Wherein yeah, Los Angeles is a tiny bit creepy.
There is a sheen to some of these people.
It's not immediately visible. Everyone here carries oil-removing wipes in their purses to prevent any unwanted glimmers. But it is there in the eyes. You can see it when they run to catch up in heels and squash torsos together and yip, high-pitched. You can see it in heads bend over iPhones, thumbs tapping furiously as they wander down the halls.
Talk bounces off them, but they never stop making sounds at each other. Every time a door opens here, I jump. My mouth curves up.
Today I feel myself reflected in flat white teeth.
Notes from the last week.
This is all minor nervousness, the kind of thing that usually gets written down on the backs of napkins and then tossed in the trash. The people here are really nice to me, actually, and I am sure this is all in my head. I probably just act weird. Actually, I know I act weird.
Cheers
Julia
Tuesday, August 7, 2012
Wednesday, August 1, 2012
Travel: Sense and Sensibilities [Day XLIX]
Wherein I give network TV a fighting chance.
My sister Miriam is a huge Friends fan.
She has all the box DVDs and can faithfully quote Phoebe and Chandler's most rambling monologues. Watching the show can pull her out of a slump - if I come downstairs and hear Jennifer Aniston's voice and a laugh track coming from the basement I know she needs to be on her own for a bit. She knows the characters and how they'll behave in a given situation; I think she sees the Friends as, well, friends. Recently, she's shifted from a coffee shop to a neighbourhood bar, following another group of thirty-somethings in How I Met Your Mother, still running in its eighth season.
Conversely, I never really 'got' most scripted sitcoms. I love TV, love the medium and what it offers in terms of character opportunities and chances for prolonged serial plotting, but the 'group of adult friends hang out wacky-style for twenty-two minutes' never really appealed. Even Frasier, which does make me laugh when I've seen it in hotel rooms and airports, never caught on for me beyond the occasional rerun. The shows I love try to build epic worlds only to die a painful, limping Death of a Thousand Nielsen boxes in their first couple seasons. A few times, Miri has watched one of 'my shows' with me - she found the characters I adored unlikeable or unrealistic and the premises far-fetched. Right or wrong, she's my barometer for public taste in television.
I think she will really enjoy Ben & Kate.
And that's not a slur on Miri, and it's not a slur on the show.
I haven't talked much about the show itself in these entries because it seemed largely irrelevant, but today we had a table read* and the actors came in. Hearing them bring so much energy to the lines, seeing the excitement on Dana and the other writers' faces as their show coalesced... I really felt a collection of people imagining something special together.

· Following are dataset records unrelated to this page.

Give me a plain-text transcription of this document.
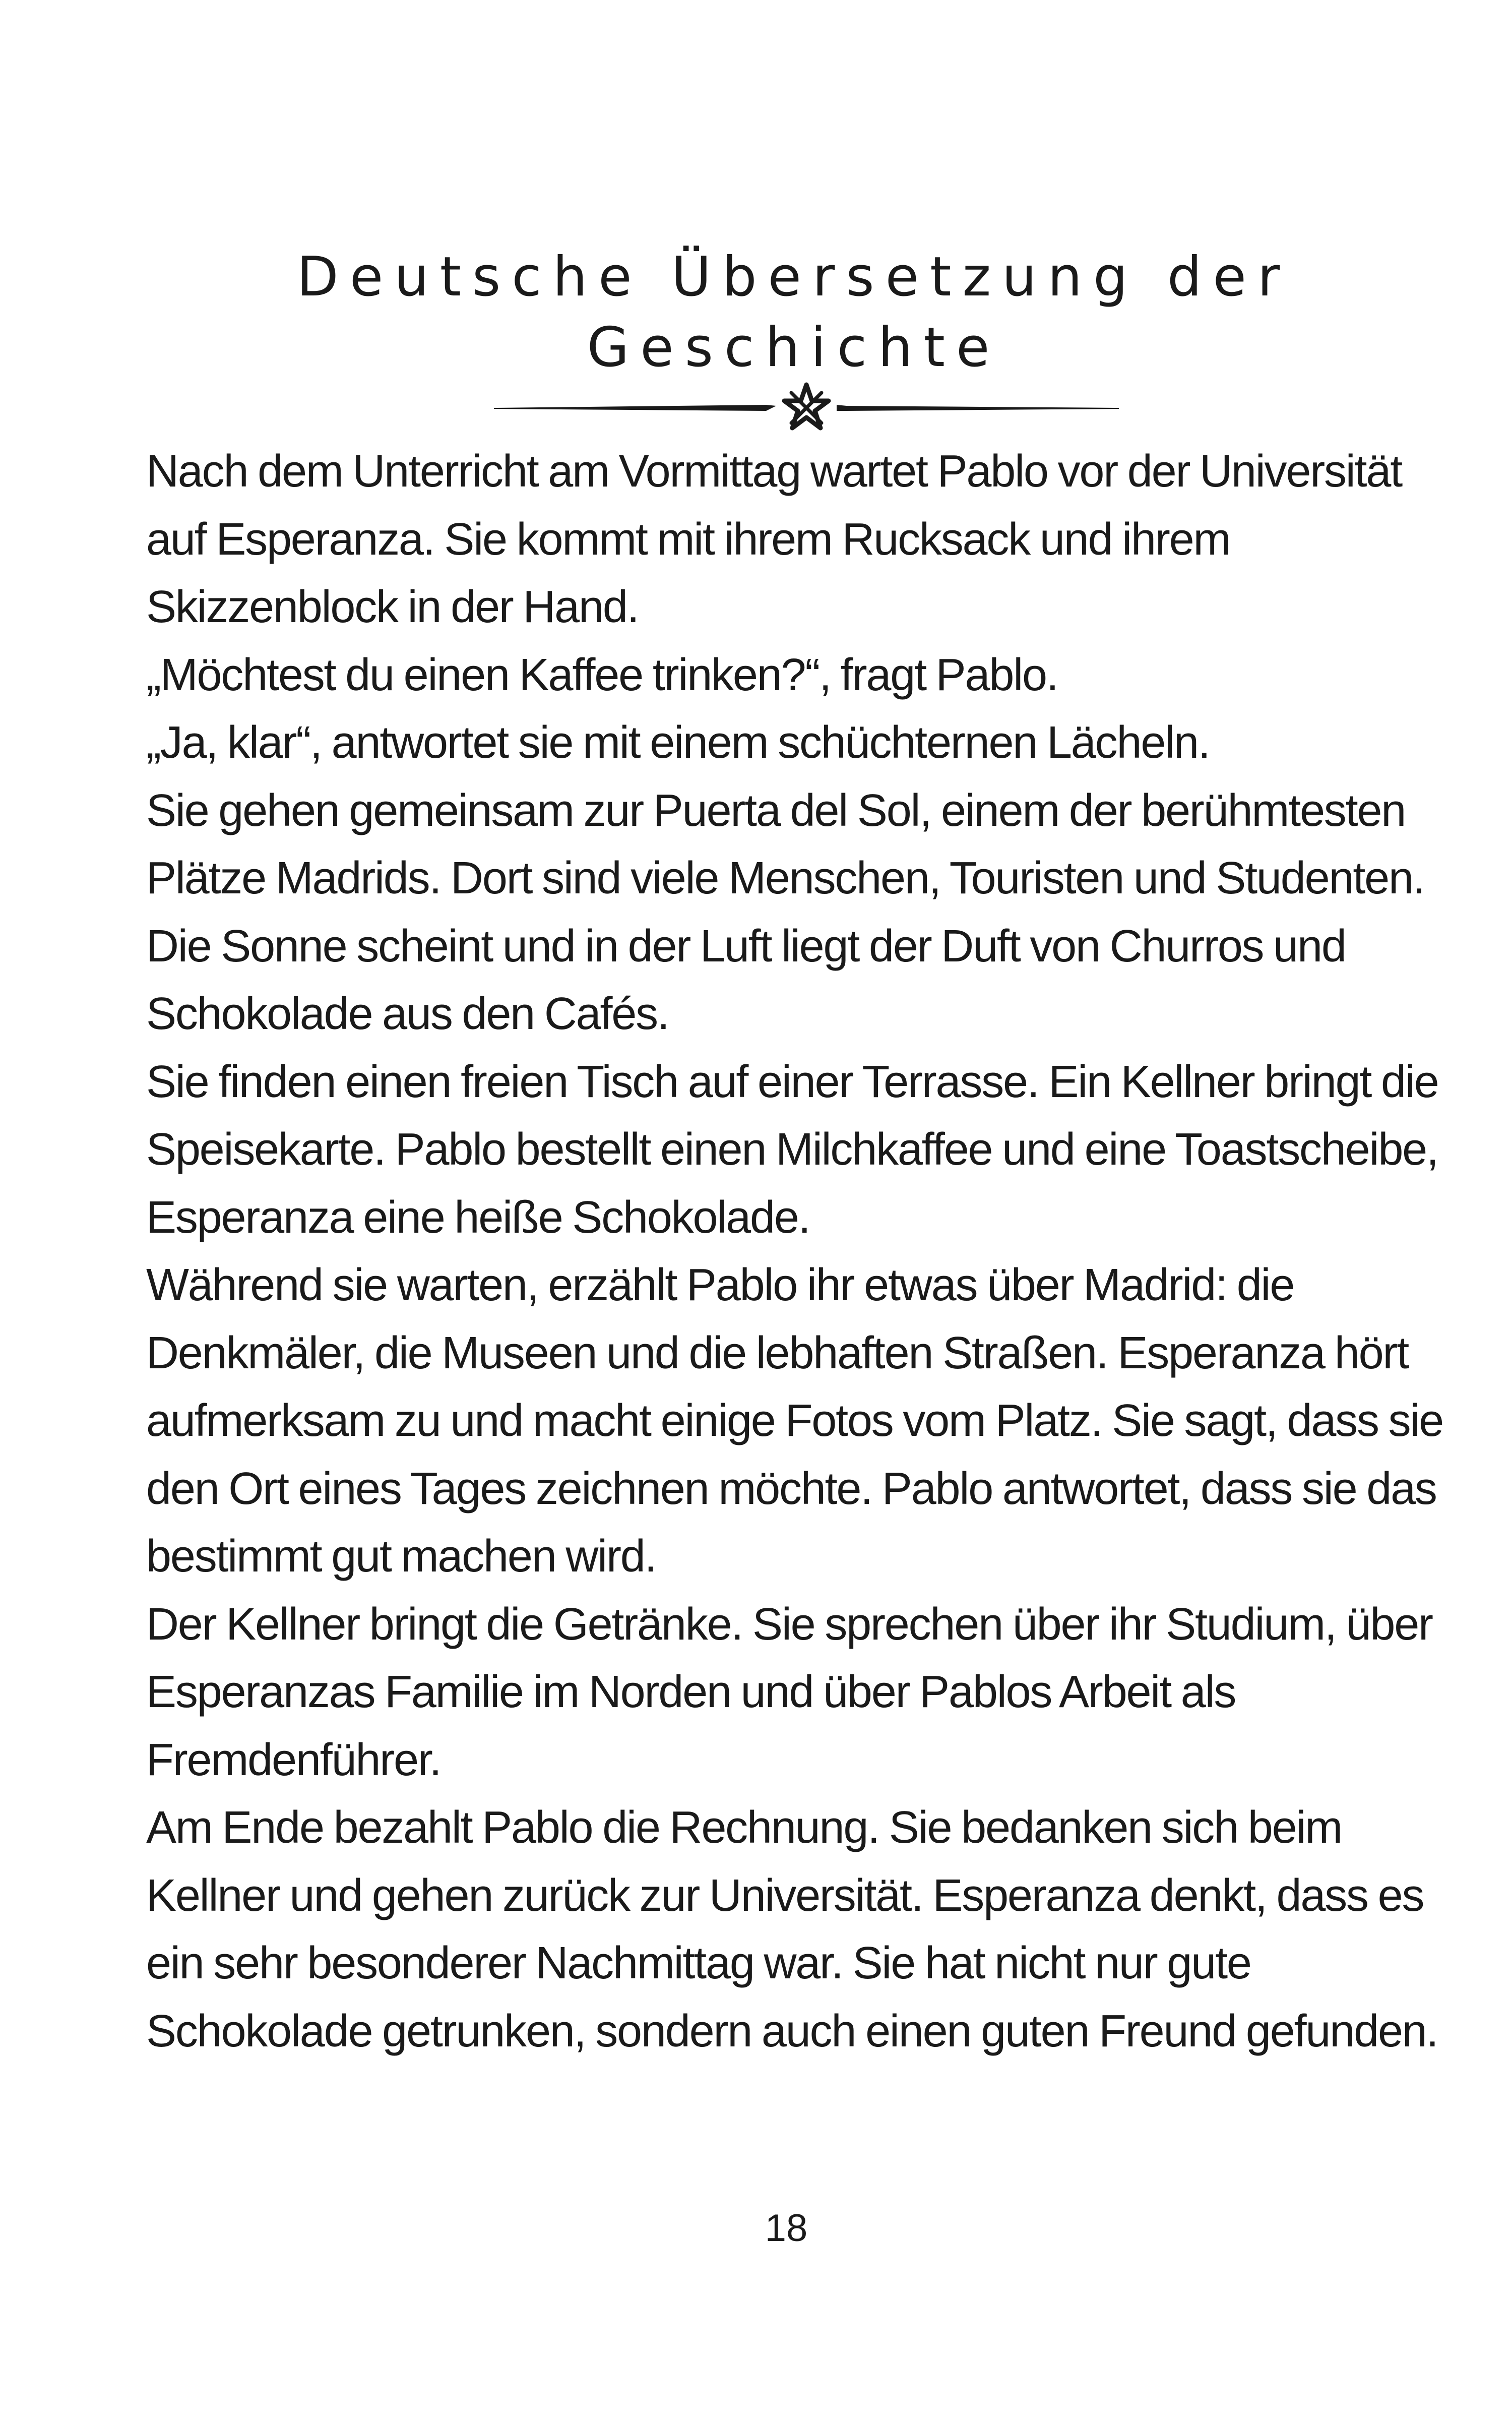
Deutsche Übersetzung der Geschichte

Nach dem Unterricht am Vormittag wartet Pablo vor der Universität auf Esperanza. Sie kommt mit ihrem Rucksack und ihrem Skizzenblock in der Hand.

„Möchtest du einen Kaffee trinken?“, fragt Pablo.

„Ja, klar“, antwortet sie mit einem schüchternen Lächeln.

Sie gehen gemeinsam zur Puerta del Sol, einem der berühmtesten Plätze Madrids. Dort sind viele Menschen, Touristen und Studenten. Die Sonne scheint und in der Luft liegt der Duft von Churros und Schokolade aus den Cafés.

Sie finden einen freien Tisch auf einer Terrasse. Ein Kellner bringt die Speisekarte. Pablo bestellt einen Milchkaffee und eine Toastscheibe, Esperanza eine heiße Schokolade.

Während sie warten, erzählt Pablo ihr etwas über Madrid: die Denkmäler, die Museen und die lebhaften Straßen. Esperanza hört aufmerksam zu und macht einige Fotos vom Platz. Sie sagt, dass sie den Ort eines Tages zeichnen möchte. Pablo antwortet, dass sie das bestimmt gut machen wird.

Der Kellner bringt die Getränke. Sie sprechen über ihr Studium, über Esperanzas Familie im Norden und über Pablos Arbeit als Fremdenführer.

Am Ende bezahlt Pablo die Rechnung. Sie bedanken sich beim Kellner und gehen zurück zur Universität. Esperanza denkt, dass es ein sehr besonderer Nachmittag war. Sie hat nicht nur gute Schokolade getrunken, sondern auch einen guten Freund gefunden.

18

And it is hard for me to be objective now, even on the fringes of production, but the scripts make me laugh. The actors - particularly Nat Faxon, whose last gig was as a screenwriter for the Descendants (he and his cowriters won the Oscar for it) - make me laugh. The jokes make me laugh. There's no question that Ben & Kate is situational comedy. In some ways it's safe as houses.
But I'm going to watch it when I get home in the fall, even if I don't have a Nielsen box.
Notes from the 14 bus.
Wonderful Los Angeles. A teenage boy got on the bus today with skate sneakers, low-riding baggy jeans, an unzipped hoodie that said Thug Lyfe on the back... and a pair of tzizit sticking out from under his t-shirt.
Cheers
Julia
* It's a meeting where the writers, producers and the main actors all get scripts and the producer reads through the entire script, with the actors running their dialogue while seated. A regular table read of a half-hour show takes about fifteen minutes.